All information will be held and processed in accordance with the Data Protection principles at all times as highlighted within the GDPR and our internal Data Protection Policies and Procedures. For information on both our Data Protection and Openness Policies please refer to www.cardiffmet.ac.uk/DataProtection or contact DataProtection@cardiffmet.ac.uk.
Applicants accepted with a criminal conviction
Please note, even though applicants with a criminal conviction may be given a place on a course, this does not mean that students will be allowed on placements or will gain registration with relevant bodies. For those courses where successful completion requires registration with the Health Profession or General Teaching Council students will need to apply to the body separately and at this point the case is reviewed and a decision made in relation to acceptance for registration.
What if I receive a relevant criminal conviction after I have applied
If you have committed a relevant criminal offence after you have made an application to Cardiff Metropolitan University you must inform Admissions.
How will disclosing a new offence at enrolment affect my studies at the university
enrolment with the university will be allowed to progress temporarily. You will, however, be sent the Student Criminal Conviction(s) Declaration - Proforma, which should be completed and returned to Student Services within 14 working days of receipt. For more information, please click here.
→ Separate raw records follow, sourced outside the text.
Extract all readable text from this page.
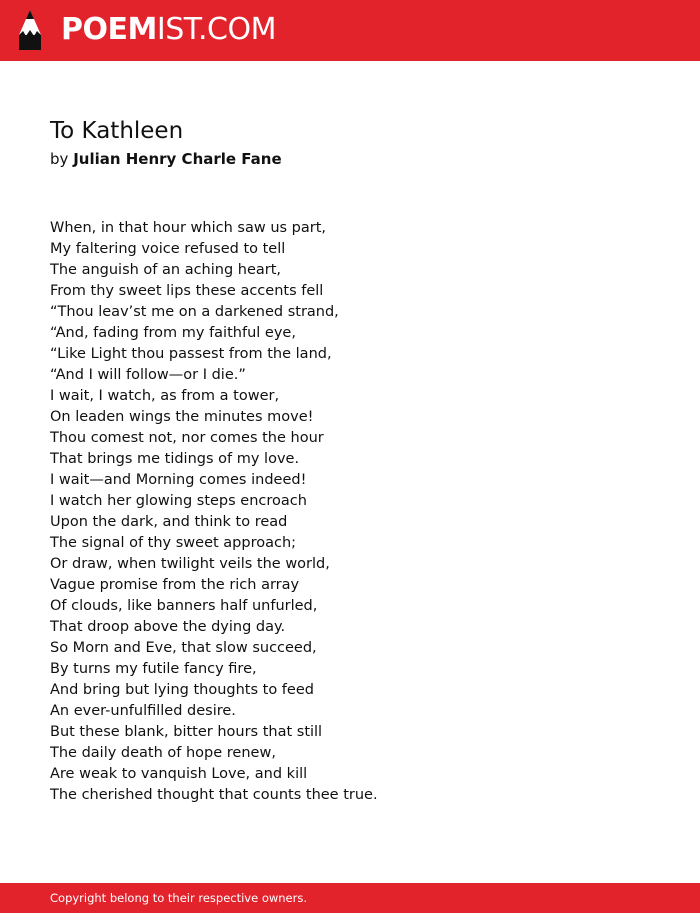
POEMIST.COM
To Kathleen
by Julian Henry Charle Fane
When, in that hour which saw us part,
My faltering voice refused to tell
The anguish of an aching heart,
From thy sweet lips these accents fell
“Thou leav’st me on a darkened strand,
“And, fading from my faithful eye,
“Like Light thou passest from the land,
“And I will follow—or I die.”
I wait, I watch, as from a tower,
On leaden wings the minutes move!
Thou comest not, nor comes the hour
That brings me tidings of my love.
I wait—and Morning comes indeed!
I watch her glowing steps encroach
Upon the dark, and think to read
The signal of thy sweet approach;
Or draw, when twilight veils the world,
Vague promise from the rich array
Of clouds, like banners half unfurled,
That droop above the dying day.
So Morn and Eve, that slow succeed,
By turns my futile fancy fire,
And bring but lying thoughts to feed
An ever-unfulfilled desire.
But these blank, bitter hours that still
The daily death of hope renew,
Are weak to vanquish Love, and kill
The cherished thought that counts thee true.
Copyright belong to their respective owners.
For students undertaking a course that brings them into contact with children and/or vulnerable adults, as part of this process, you maybe required to undertake a new DBS Disclosure.
Failure to declare a relevant criminal conviction may result in expulsion from the university.
All information concerning criminal convictions will be treated sensitively, confidentially and managed in accordance with the Data Protection principles as highlighted within the GDPR and our internal Data Protection Policies and Procedures. For information on both our Data Protection and Openness Policies please refer to www.cardiffmet.ac.uk/DataProtection or contact DataProtection@cardiffmet.ac.uk.
What if I receive a relevant criminal conviction during my studies
If you are convicted of a criminal offence, or are subject to investigation by the Police for committing such an offence, during your studies you are asked to disclose this to Student Services as soon as possible. This is required as the University has a duty of care to all students, staff and visitors, and Student Services would want to ensure that you had the appropriate welfare support. If you are studying a course for which a DBS check was undertaken, you will have been informed of relevant procedures for disclosing an offence.
Should the University subsequently become aware of factual circumstances of a criminal conviction that was not brought to our attention as outlined above, the Student Disciplinary Procedure may be engaged.